Неприкаянные души — страница 24 из 33

– Извините, – вдруг обратилась к ней Ксюша. – У вас болит горло?

Анна едва заметно вздрогнула и кивнула. Ей явно было неловко, что ее состояние заметили, и в то же время было понятно, что ей нужна помощь и, возможно, простое сострадание.

– У нас есть ромашковый чай, – вспомнила Ксюша. – Хотите, я вам заварю?

Анна бросила быстрый взгляд на мужа, будто просила разрешения. Владимир мягко улыбнулся ей, чуть погладил плечо и кивнул.

– Отлично, – Ксюша ободряюще улыбнулась и поднялась с места. – Мои коллеги пока продолжат разговор. Да?

Митька неопределенно махнул рукой, поглощенный мыслями о новом деле, чуть рассеянно кивнула Полина, а вот Стас даже улыбнулся. Похоже, он считал идею подруги разделить гостей очень удачной.

Ксюша провела оперную диву на кухню, заботливо усадила за стол, начала хлопотать, заваривая чай.

– Если с лимоном? Ничего? Нормально? – Только сейчас она подумала, что очень мало знает свою именитую гостью. Да и о мире оперного закулисья в целом ничего не знает. Вдруг там приняты диеты или есть какие-то ограничения на питание и напитки?

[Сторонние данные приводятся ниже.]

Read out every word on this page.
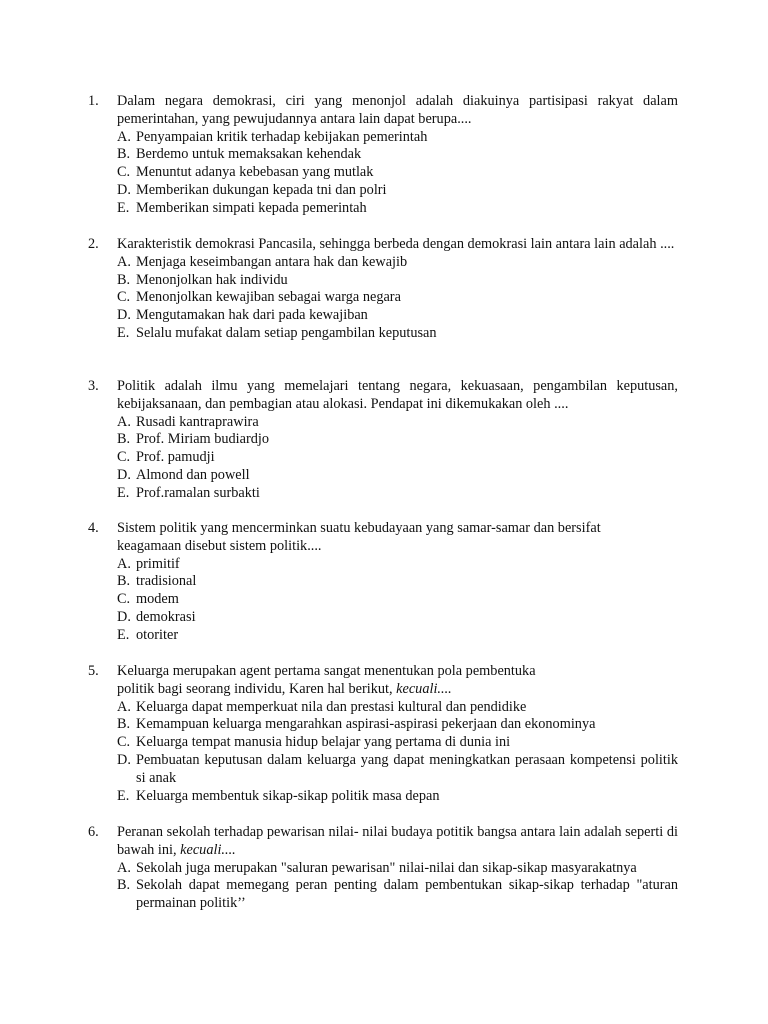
1. Dalam negara demokrasi, ciri yang menonjol adalah diakuinya partisipasi rakyat dalam pemerintahan, yang pewujudannya antara lain dapat berupa....
A. Penyampaian kritik terhadap kebijakan pemerintah
B. Berdemo untuk memaksakan kehendak
C. Menuntut adanya kebebasan yang mutlak
D. Memberikan dukungan kepada tni dan polri
E. Memberikan simpati kepada pemerintah
2. Karakteristik demokrasi Pancasila, sehingga berbeda dengan demokrasi lain antara lain adalah ....
A. Menjaga keseimbangan antara hak dan kewajib
B. Menonjolkan hak individu
C. Menonjolkan kewajiban sebagai warga negara
D. Mengutamakan hak dari pada kewajiban
E. Selalu mufakat dalam setiap pengambilan keputusan
3. Politik adalah ilmu yang memelajari tentang negara, kekuasaan, pengambilan keputusan, kebijaksanaan, dan pembagian atau alokasi. Pendapat ini dikemukakan oleh ....
A. Rusadi kantraprawira
B. Prof. Miriam budiardjo
C. Prof. pamudji
D. Almond dan powell
E. Prof.ramalan surbakti
4. Sistem politik yang mencerminkan suatu kebudayaan yang samar-samar dan bersifat
keagamaan disebut sistem politik....
A. primitif
B. tradisional
C. modem
D. demokrasi
E. otoriter
5. Keluarga merupakan agent pertama sangat menentukan pola pembentuka
politik bagi seorang individu, Karen hal berikut, kecuali....
A. Keluarga dapat memperkuat nila dan prestasi kultural dan pendidike
B. Kemampuan keluarga mengarahkan aspirasi-aspirasi pekerjaan dan ekonominya
C. Keluarga tempat manusia hidup belajar yang pertama di dunia ini
D. Pembuatan keputusan dalam keluarga yang dapat meningkatkan perasaan kompetensi politik si anak
E. Keluarga membentuk sikap-sikap politik masa depan
6. Peranan sekolah terhadap pewarisan nilai- nilai budaya potitik bangsa antara lain adalah seperti di bawah ini, kecuali....
A. Sekolah juga merupakan "saluran pewarisan" nilai-nilai dan sikap-sikap masyarakatnya
B. Sekolah dapat memegang peran penting dalam pembentukan sikap-sikap terhadap "aturan permainan politik’’
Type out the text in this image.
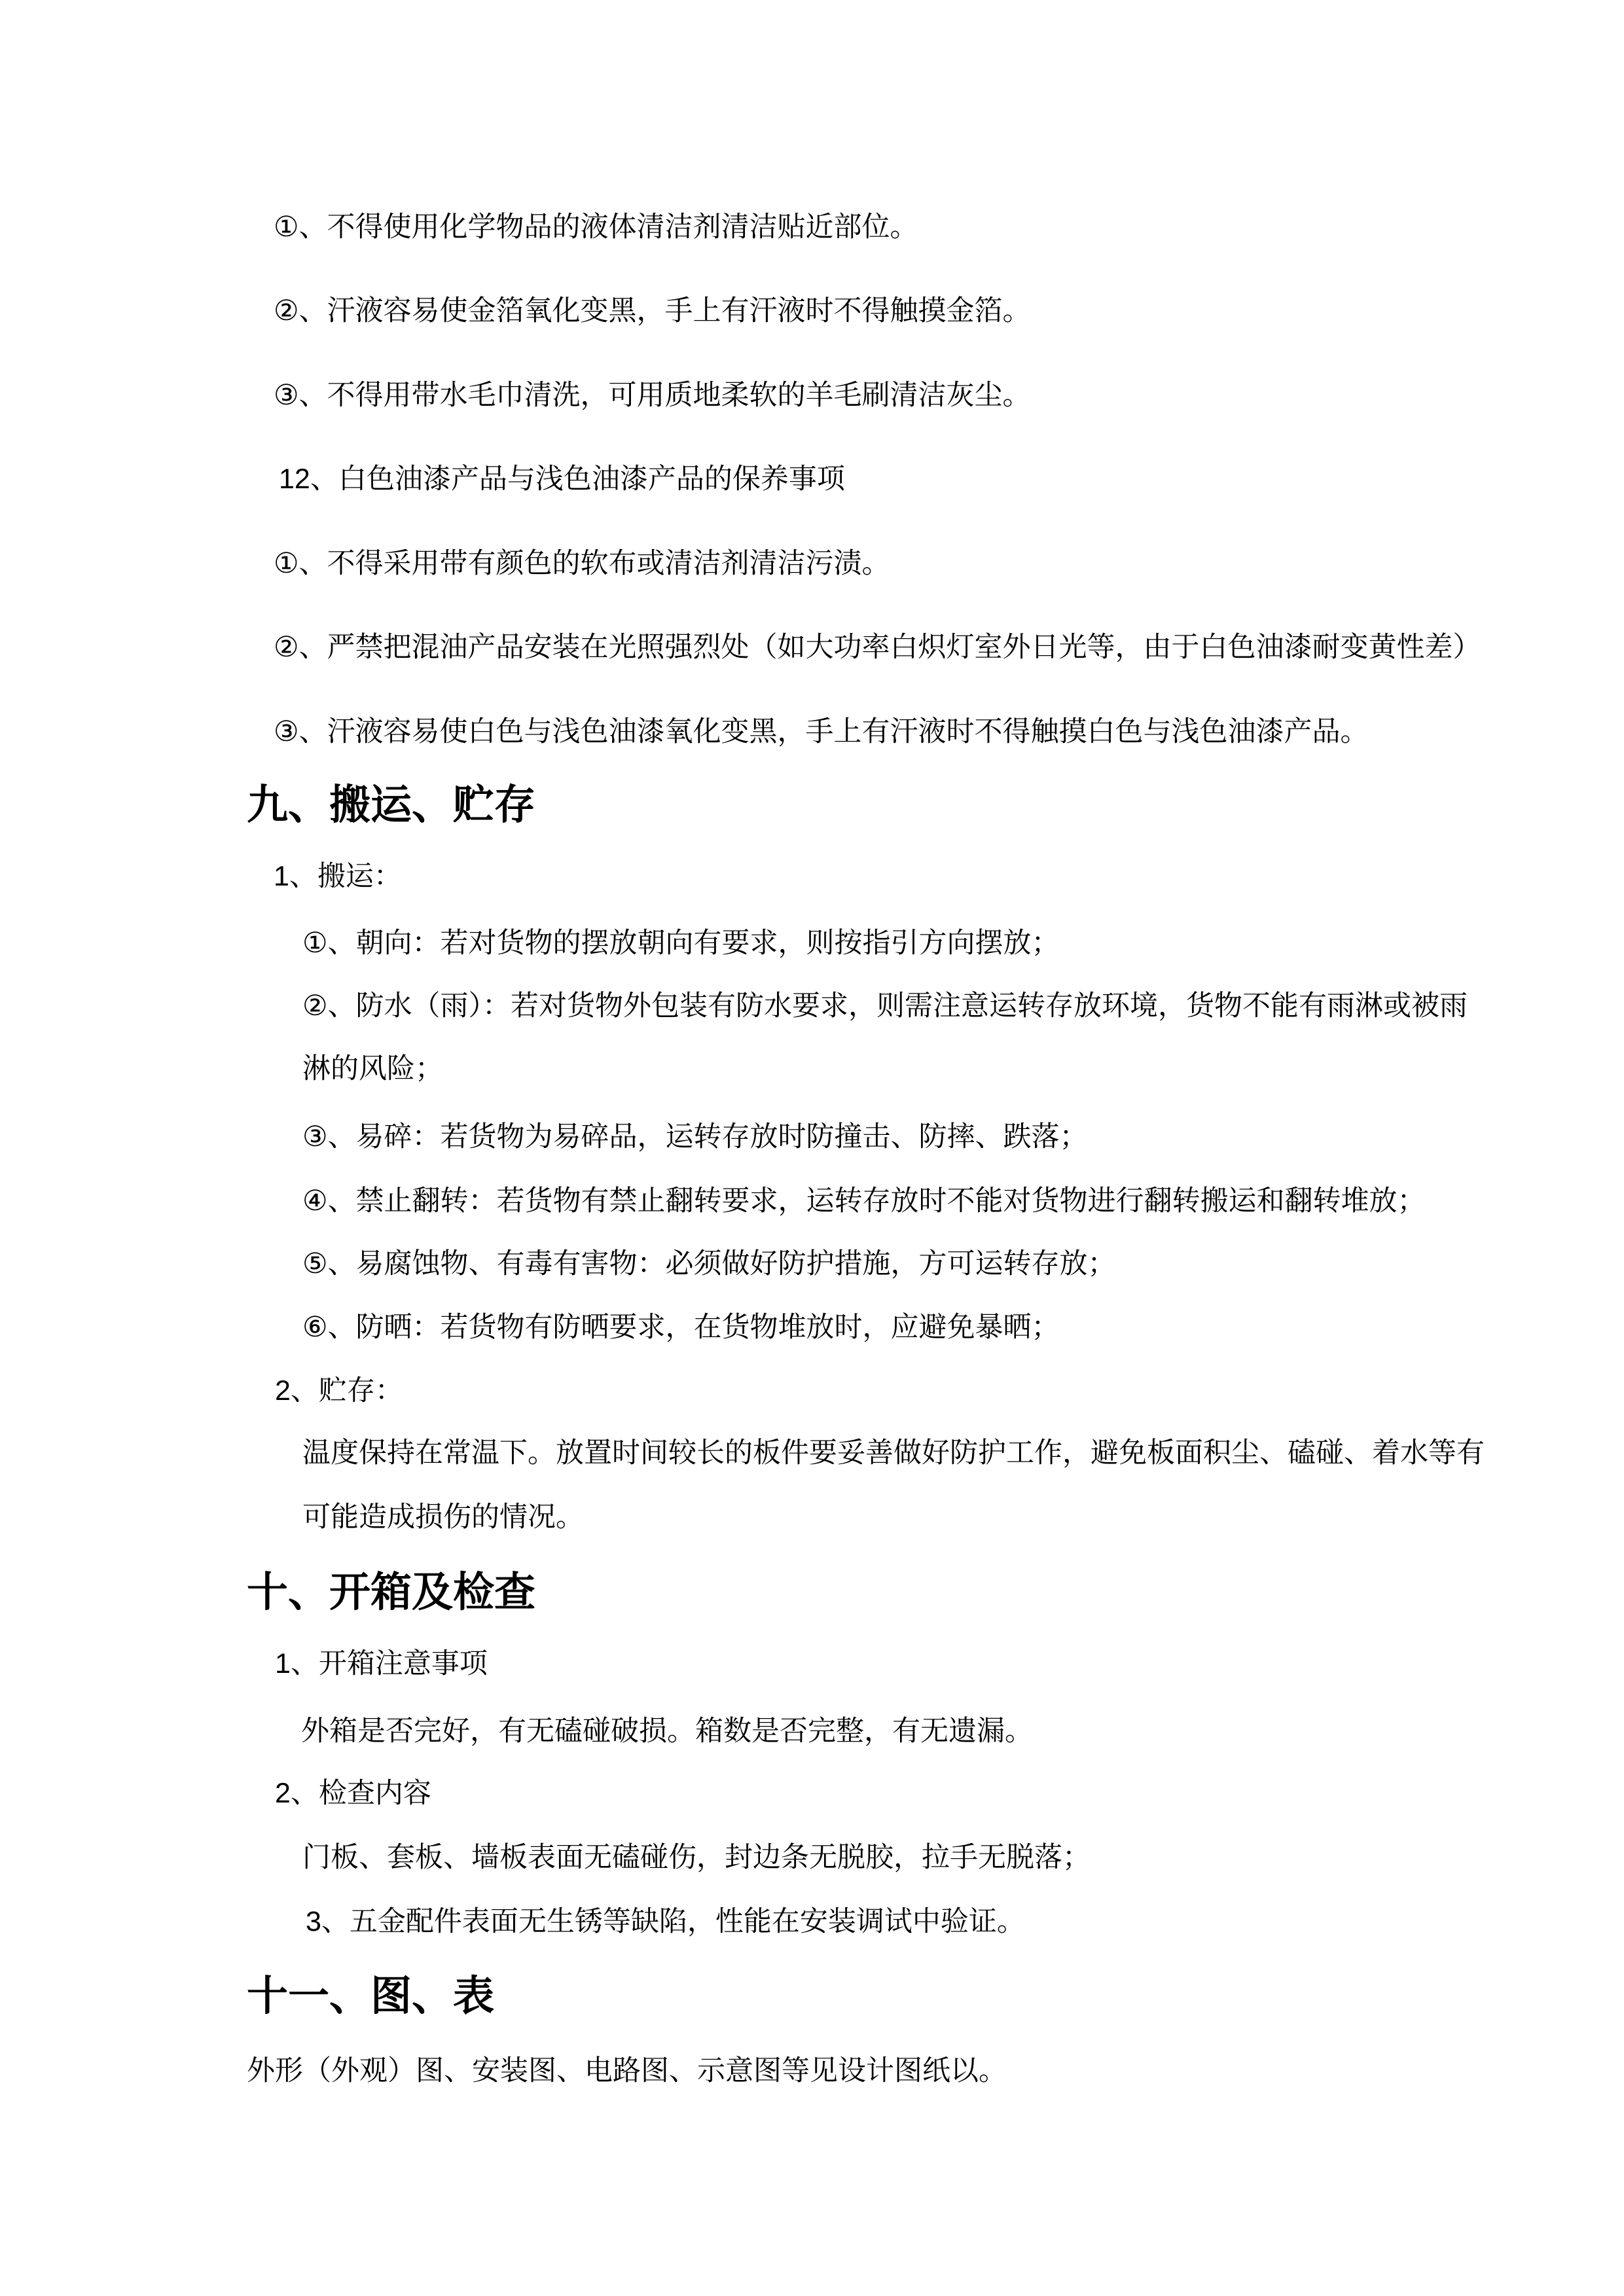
①、不得使用化学物品的液体清洁剂清洁贴近部位。
②、汗液容易使金箔氧化变黑，手上有汗液时不得触摸金箔。
③、不得用带水毛巾清洗，可用质地柔软的羊毛刷清洁灰尘。
12、白色油漆产品与浅色油漆产品的保养事项
①、不得采用带有颜色的软布或清洁剂清洁污渍。
②、严禁把混油产品安装在光照强烈处（如大功率白炽灯室外日光等，由于白色油漆耐变黄性差）
③、汗液容易使白色与浅色油漆氧化变黑，手上有汗液时不得触摸白色与浅色油漆产品。
九、搬运、贮存
1、搬运：
①、朝向：若对货物的摆放朝向有要求，则按指引方向摆放；
②、防水（雨）：若对货物外包装有防水要求，则需注意运转存放环境，货物不能有雨淋或被雨
淋的风险；
③、易碎：若货物为易碎品，运转存放时防撞击、防摔、跌落；
④、禁止翻转：若货物有禁止翻转要求，运转存放时不能对货物进行翻转搬运和翻转堆放；
⑤、易腐蚀物、有毒有害物：必须做好防护措施，方可运转存放；
⑥、防晒：若货物有防晒要求，在货物堆放时，应避免暴晒；
2、贮存：
温度保持在常温下。放置时间较长的板件要妥善做好防护工作，避免板面积尘、磕碰、着水等有
可能造成损伤的情况。
十、开箱及检查
1、开箱注意事项
外箱是否完好，有无磕碰破损。箱数是否完整，有无遗漏。
2、检查内容
门板、套板、墙板表面无磕碰伤，封边条无脱胶，拉手无脱落；
3、五金配件表面无生锈等缺陷，性能在安装调试中验证。
十一、图、表
外形（外观）图、安装图、电路图、示意图等见设计图纸以。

– Простите, – вдруг тихо обратилась к ней Анна. – А нет каких-нибудь конфет? Меда? Чего-нибудь сладкого…

– Конечно! – Ксюша обрадовалась. – Есть шоколад молочный, есть горький и еще вижу мед, – перечислила она, заглядывая в холодильник.

– Немного горького шоколада можно? – Гостья смутилась.

Анна нравилась Ксюше все больше. Такая скромная и очень милая.

– Угощайтесь, пожалуйста, – она поставила перед дивой чай, достала шоколадку. – Я понимаю вас. Нет, вы не думайте, что я это просто так говорю. Мы с друзьями не раз видели… странные вещи. И это страшно. Всегда. Я вот так и не смогла привыкнуть.

Анна несколько раз мелко кивнула, аккуратно пробуя чай.

– Это и так было сложно, – тихо заговорила она. – Там, на сцене. Репетиция… Это долго и всегда нервы. И эта партия. Снегурочка для лирико-колоратурного сопрано.

– Я не очень разбираюсь, – призналась Ксюша. – Но, как я понимаю, это немного выше, чем вы поете обычно?

– И манера немного иная, – подтвердила Анна. – Больше нагрузка на связки. Светлый тембр, более нежный. А еще петь по-русски труднее.

Она застенчиво улыбнулась, Ксюша улыбнулась ей в ответ. Русские слова длиннее, чем в любом языке романо-германской группы. Это тоже создает дополнительную трудность певцам. Об этом Ксюша знала.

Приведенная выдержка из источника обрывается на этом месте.